Pre-sorting the data seems like good advice to me,
It is quite the opposite of good advice. Ie very bad advice.
- Sorting is O(N logN). The OPs described processing is O(N).
Sorting does not help the OPs processing at all.
- FASTA file are multi-line record format files.
If you sorted a FASTA file with the system sort utility, it would screw the file up in a completely irrecoverable way.
Eg.
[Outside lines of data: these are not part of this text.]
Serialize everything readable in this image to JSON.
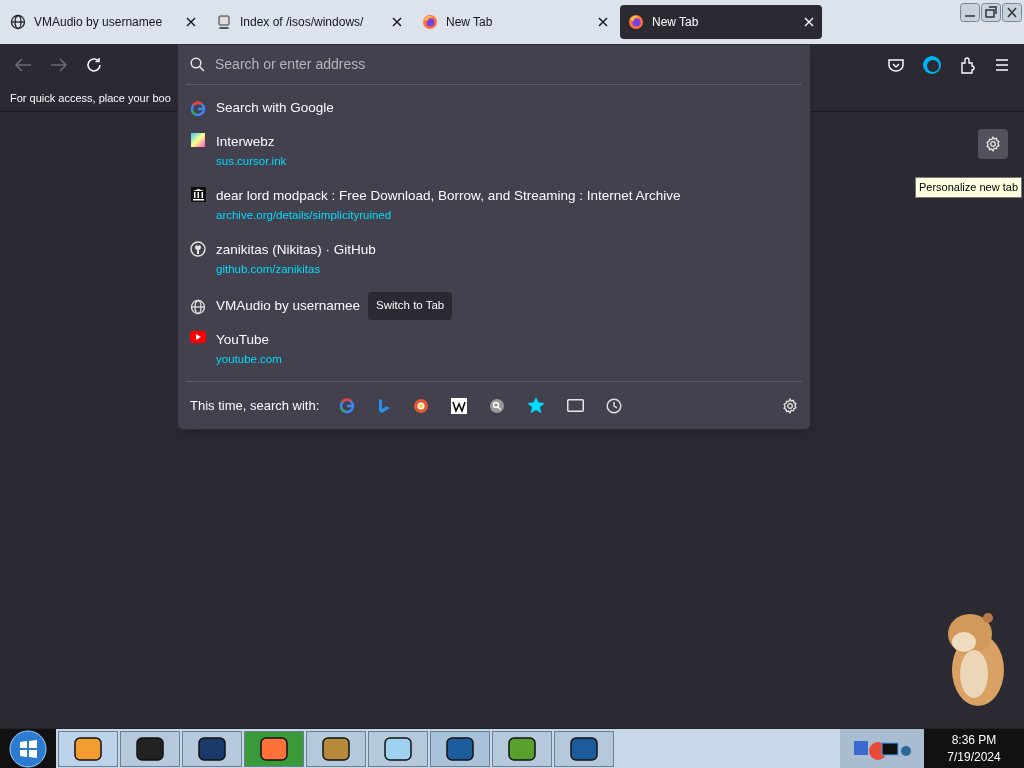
{
  "tabs": [
    {
      "title": "VMAudio by usernamee",
      "selected": false
    },
    {
      "title": "Index of /isos/windows/",
      "selected": false
    },
    {
      "title": "New Tab",
      "selected": false
    },
    {
      "title": "New Tab",
      "selected": true
    }
  ],
  "toolbar": {
    "back_disabled": true,
    "forward_disabled": true
  },
  "bookmarks_hint": "For quick access, place your boo",
  "address": {
    "placeholder": "Search or enter address"
  },
  "results": [
    {
      "kind": "search",
      "title": "Search with Google"
    },
    {
      "kind": "site",
      "title": "Interwebz",
      "url": "sus.cursor.ink"
    },
    {
      "kind": "site",
      "title": "dear lord modpack : Free Download, Borrow, and Streaming : Internet Archive",
      "url": "archive.org/details/simplicityruined"
    },
    {
      "kind": "site",
      "title": "zanikitas (Nikitas) · GitHub",
      "url": "github.com/zanikitas"
    },
    {
      "kind": "tab",
      "title": "VMAudio by usernamee",
      "action": "Switch to Tab"
    },
    {
      "kind": "site",
      "title": "YouTube",
      "url": "youtube.com"
    }
  ],
  "search_with": {
    "label": "This time, search with:"
  },
  "tooltip": "Personalize new tab",
  "clock": {
    "time": "8:36 PM",
    "date": "7/19/2024"
  }
}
This:
c:\test>type 845226.fasta
>uc002yje.1 chr21:13973492-13976330
cccctgccccaccgcaccctggattactgcacgccaagaccctcacctga
acgcgccctacactctggcatgggggaacccggccccgcagagccctgga
CTCTGACATTGGAGGACTCCTCGGCTACGTCCTGGACTCCTGCACAAGAG
>uc002yje.1 chr21:13973492-13976330
cccctgccccaccgcaccctggattactgcacgccaagaccctcacctga
acgcgccctacactctggcatgggggaaaaaacccggccccgcagagccctgga
CTCTGACATTGGAGGACTCCTCGGCTACGTCCTGGACTCCTGCACAAGAG
>uc002yje.1 chr21:13973492-13976330
cccctgccccaccgcaccctggattactgcacgccaagaccctcacctga
acgcgccctacactctggcatgggggaacccggccccgcagagggccctgga
CTCTGACATTGGAGGACTCCTCGGCTACGTCCTGGACTCCTGCACAAGAG
becomes this:
c:\test>sort 845226.fasta
>uc002yje.1 chr21:13973492-13976330
>uc002yje.1 chr21:13973492-13976330
>uc002yje.1 chr21:13973492-13976330
acgcgccctacactctggcatgggggaaaaaacccggccccgcagagccctgga
acgcgccctacactctggcatgggggaacccggccccgcagagccctgga
acgcgccctacactctggcatgggggaacccggccccgcagagggccctgga
cccctgccccaccgcaccctggattactgcacgccaagaccctcacctga
cccctgccccaccgcaccctggattactgcacgccaagaccctcacctga
cccctgccccaccgcaccctggattactgcacgccaagaccctcacctga
CTCTGACATTGGAGGACTCCTCGGCTACGTCCTGGACTCCTGCACAAGAG
CTCTGACATTGGAGGACTCCTCGGCTACGTCCTGGACTCCTGCACAAGAG
CTCTGACATTGGAGGACTCCTCGGCTACGTCCTGGACTCCTGCACAAGAG
And so is rendered entirely useless.
Examine what is said, not who speaks -- Silence betokens consent -- Love the truth but pardon error.
"Science is about questioning the status quo. Questioning authority".
In the absence of evidence, opinion is indistinguishable from prejudice.